Comment by mlyle

Comment by mlyle 3 days ago

1 reply

Yah. Latest thing I wrote was

* Code using sympy to generate math problems testing different skills for students, with difficulty values affecting what kinds of things are selected, and various transforms to problems possible (e.g. having to solve for z+4 of 4a+b instead of x) to test different subskills

(On this part, the LLM did pretty well. The code was correct after a couple of quick iterations, and the base classes and end-use interfaces are correct. There's a few things in the middle that are unnecessarily "superstitious" and check for conditions that can't happen, and so I need to work with the LLM to clean it up.
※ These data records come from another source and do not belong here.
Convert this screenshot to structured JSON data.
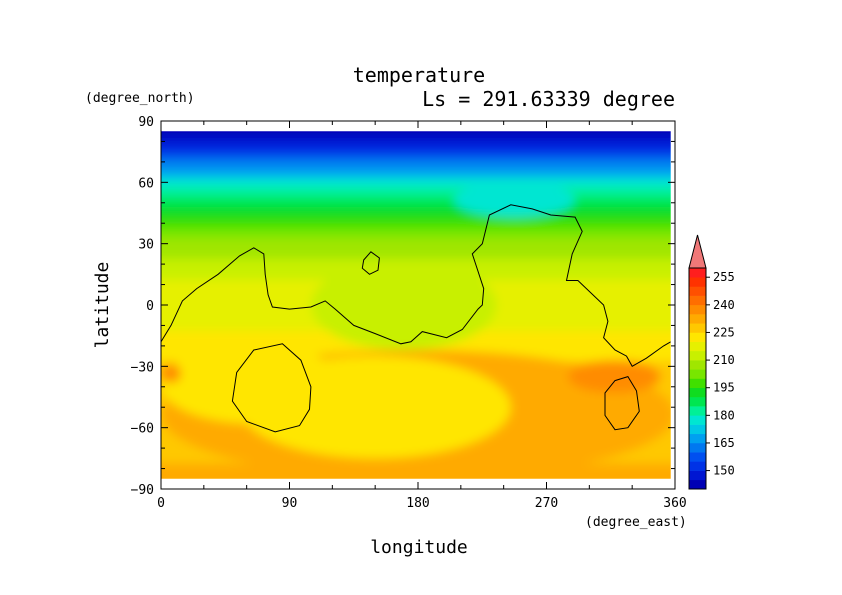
{
  "chart_data": {
    "type": "heatmap",
    "title": "temperature",
    "subtitle": "Ls = 291.63339 degree",
    "xlabel": "longitude",
    "ylabel": "latitude",
    "x_units": "(degree_east)",
    "y_units": "(degree_north)",
    "xlim": [
      0,
      360
    ],
    "ylim": [
      -90,
      90
    ],
    "data_extent": {
      "lon": [
        0,
        357
      ],
      "lat": [
        -85,
        85
      ]
    },
    "x_ticks": [
      0,
      90,
      180,
      270,
      360
    ],
    "y_ticks": [
      90,
      60,
      30,
      0,
      -30,
      -60,
      -90
    ],
    "colorbar": {
      "levels": [
        140,
        145,
        150,
        155,
        160,
        165,
        170,
        175,
        180,
        185,
        190,
        195,
        200,
        205,
        210,
        215,
        220,
        225,
        230,
        235,
        240,
        245,
        250,
        255,
        260
      ],
      "tick_labels": [
        150,
        165,
        180,
        195,
        210,
        225,
        240,
        255
      ],
      "colors": [
        "#0000b4",
        "#0016d2",
        "#0032e6",
        "#0050f0",
        "#0078f0",
        "#00a0f0",
        "#00c8e6",
        "#00e6d2",
        "#00f096",
        "#00e650",
        "#10dc20",
        "#40e000",
        "#78e600",
        "#a0e600",
        "#c8f000",
        "#e6f000",
        "#ffe600",
        "#ffc800",
        "#ffaa00",
        "#ff8c00",
        "#ff6e00",
        "#ff5000",
        "#ff3200",
        "#ff1e1e"
      ],
      "extend_max_color": "#f07878"
    },
    "zonal_mean_temperature": [
      {
        "lat": 85,
        "t": 142
      },
      {
        "lat": 80,
        "t": 145
      },
      {
        "lat": 75,
        "t": 152
      },
      {
        "lat": 70,
        "t": 160
      },
      {
        "lat": 65,
        "t": 168
      },
      {
        "lat": 60,
        "t": 175
      },
      {
        "lat": 55,
        "t": 181
      },
      {
        "lat": 50,
        "t": 187
      },
      {
        "lat": 45,
        "t": 192
      },
      {
        "lat": 40,
        "t": 197
      },
      {
        "lat": 35,
        "t": 201
      },
      {
        "lat": 30,
        "t": 205
      },
      {
        "lat": 25,
        "t": 208
      },
      {
        "lat": 20,
        "t": 211
      },
      {
        "lat": 15,
        "t": 213
      },
      {
        "lat": 10,
        "t": 215
      },
      {
        "lat": 5,
        "t": 216
      },
      {
        "lat": 0,
        "t": 217
      },
      {
        "lat": -5,
        "t": 218
      },
      {
        "lat": -10,
        "t": 219
      },
      {
        "lat": -15,
        "t": 220
      },
      {
        "lat": -20,
        "t": 221
      },
      {
        "lat": -25,
        "t": 224
      },
      {
        "lat": -30,
        "t": 227
      },
      {
        "lat": -35,
        "t": 229
      },
      {
        "lat": -40,
        "t": 229
      },
      {
        "lat": -45,
        "t": 229
      },
      {
        "lat": -50,
        "t": 228
      },
      {
        "lat": -55,
        "t": 228
      },
      {
        "lat": -60,
        "t": 228
      },
      {
        "lat": -65,
        "t": 228
      },
      {
        "lat": -70,
        "t": 228
      },
      {
        "lat": -75,
        "t": 229
      },
      {
        "lat": -80,
        "t": 230
      },
      {
        "lat": -85,
        "t": 230
      }
    ],
    "regional_features": [
      {
        "feature": "warm band",
        "lon": [
          0,
          360
        ],
        "lat": [
          -85,
          -22
        ],
        "t": 230
      },
      {
        "feature": "cool basin",
        "lon": [
          55,
          245
        ],
        "lat": [
          -75,
          -25
        ],
        "t": 222
      },
      {
        "feature": "cool basin",
        "lon": [
          0,
          130
        ],
        "lat": [
          -58,
          -20
        ],
        "t": 222
      },
      {
        "feature": "warm spot",
        "lon": [
          285,
          350
        ],
        "lat": [
          -43,
          -27
        ],
        "t": 237
      },
      {
        "feature": "warm spot",
        "lon": [
          0,
          14
        ],
        "lat": [
          -38,
          -29
        ],
        "t": 237
      },
      {
        "feature": "cool plateau",
        "lon": [
          105,
          235
        ],
        "lat": [
          -22,
          22
        ],
        "t": 213
      },
      {
        "feature": "cold pocket",
        "lon": [
          205,
          290
        ],
        "lat": [
          43,
          60
        ],
        "t": 178
      }
    ],
    "topography_contours": [
      {
        "name": "continent",
        "points": [
          [
            0,
            -18
          ],
          [
            7,
            -10
          ],
          [
            15,
            2
          ],
          [
            25,
            8
          ],
          [
            40,
            15
          ],
          [
            55,
            24
          ],
          [
            65,
            28
          ],
          [
            72,
            25
          ],
          [
            73,
            15
          ],
          [
            75,
            5
          ],
          [
            78,
            -1
          ],
          [
            90,
            -2
          ],
          [
            105,
            -1
          ],
          [
            115,
            2
          ],
          [
            122,
            -2
          ],
          [
            135,
            -10
          ],
          [
            150,
            -14
          ],
          [
            168,
            -19
          ],
          [
            175,
            -18
          ],
          [
            183,
            -13
          ],
          [
            200,
            -16
          ],
          [
            211,
            -12
          ],
          [
            222,
            -2
          ],
          [
            225,
            0
          ],
          [
            226,
            8
          ],
          [
            218,
            25
          ],
          [
            225,
            30
          ],
          [
            230,
            44
          ],
          [
            245,
            49
          ],
          [
            260,
            47
          ],
          [
            273,
            44
          ],
          [
            290,
            43
          ],
          [
            295,
            36
          ],
          [
            288,
            25
          ],
          [
            284,
            12
          ],
          [
            292,
            12
          ],
          [
            310,
            0
          ],
          [
            313,
            -8
          ],
          [
            310,
            -16
          ],
          [
            318,
            -22
          ],
          [
            326,
            -25
          ],
          [
            330,
            -30
          ],
          [
            340,
            -26
          ],
          [
            352,
            -20
          ],
          [
            357,
            -18
          ]
        ]
      },
      {
        "name": "island",
        "points": [
          [
            142,
            22
          ],
          [
            147,
            26
          ],
          [
            153,
            23
          ],
          [
            152,
            17
          ],
          [
            146,
            15
          ],
          [
            141,
            18
          ]
        ]
      },
      {
        "name": "crater-west",
        "points": [
          [
            85,
            -19
          ],
          [
            98,
            -27
          ],
          [
            105,
            -40
          ],
          [
            104,
            -51
          ],
          [
            97,
            -59
          ],
          [
            80,
            -62
          ],
          [
            60,
            -57
          ],
          [
            50,
            -47
          ],
          [
            53,
            -33
          ],
          [
            65,
            -22
          ]
        ]
      },
      {
        "name": "crater-east",
        "points": [
          [
            327,
            -35
          ],
          [
            333,
            -42
          ],
          [
            335,
            -52
          ],
          [
            327,
            -60
          ],
          [
            318,
            -61
          ],
          [
            311,
            -54
          ],
          [
            311,
            -43
          ],
          [
            318,
            -37
          ]
        ]
      }
    ]
  }
}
* Code to use IRT to estimate the probability that students have each skill and to request problems with appropriate combinations of skills and difficulties for each student.

(This was somewhat garbage. Good database & backend, but the interface to use it was not nice and it kind of contaminated things).

* Code to recognize QR codes in the corners of worksheet, find answer boxes, and feed the image to ChatGPT to determine whether the scribble in the box is the answer in the correct form.

(This was 100%, first time. I adjusted the prompt it chose to better clarify my intent in borderline cases).

The output was, overall, pretty similar to what I'd get from a junior engineer under my supervision-- a bit wacky in places that aren't quite worth fixing, a little bit of technical debt, a couple of things more clever that I didn't expect myself, etc. But I did all of this in three hours and $12 expended.

The total time supervising it was probably similar to the amount of time spent supervising the junior engineer... but the LLM turns things around quick enough that I don't need to context switch.

novembermike 2 days ago

I think it's fair to call code LLM's similar to fairly bad but very fast juniors that don't get bored. That's a serious drawback but it does give you something to work with. What scares me is non-technical people just vibe coding because it's like a PM driving the same juniors with no one to give sanity checks.